Many natural language processing (NLP) models can understand language but are ambiguous about images. Vision models understand visual patterns but only at a pixel level.
CLIP (Contrastive Language-Image Pre-training) is a neural network that connects images to text. The original model by OpenAI (January 2021) was trained with 400 million images with their text captions. It uses a technique called "contrastive learning" that embeds the images and text in a common space where the representations from the two modalities can be compared.

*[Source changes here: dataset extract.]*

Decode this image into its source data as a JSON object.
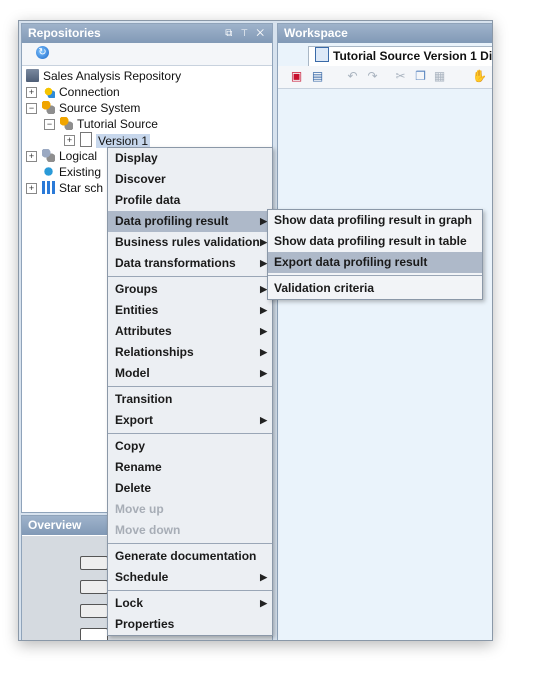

CLIP can perform zero-shot learning, where an unseen concept can be recognized (e.g., identifying a narwhal) without any prior training. It can also do one-shot learning, where only a single example is shown for a concept, and it can still recognize it (e.g., recognizing a new font style).
CLIP has always been important in image models: Stable Diffusion uses a CLIP model, and Stable Diffusion XL uses two. But now it’s important it'sore models become multi-modal. LLaVA, an open-source multi-modal LLM, uses an open-source version of CLIP, and I imagine DALLE-3/GPT-4 uses a more advanced internal version.
There are more specialized versions of CLIP — like MedCLIP (for medical image captioning). Fine-tuning CLIP is doable (but not as easy as you’d think) and could lead to interesting results. There’s OpenCLIP, which is an open-source implementation of OpenAI’s CLIP.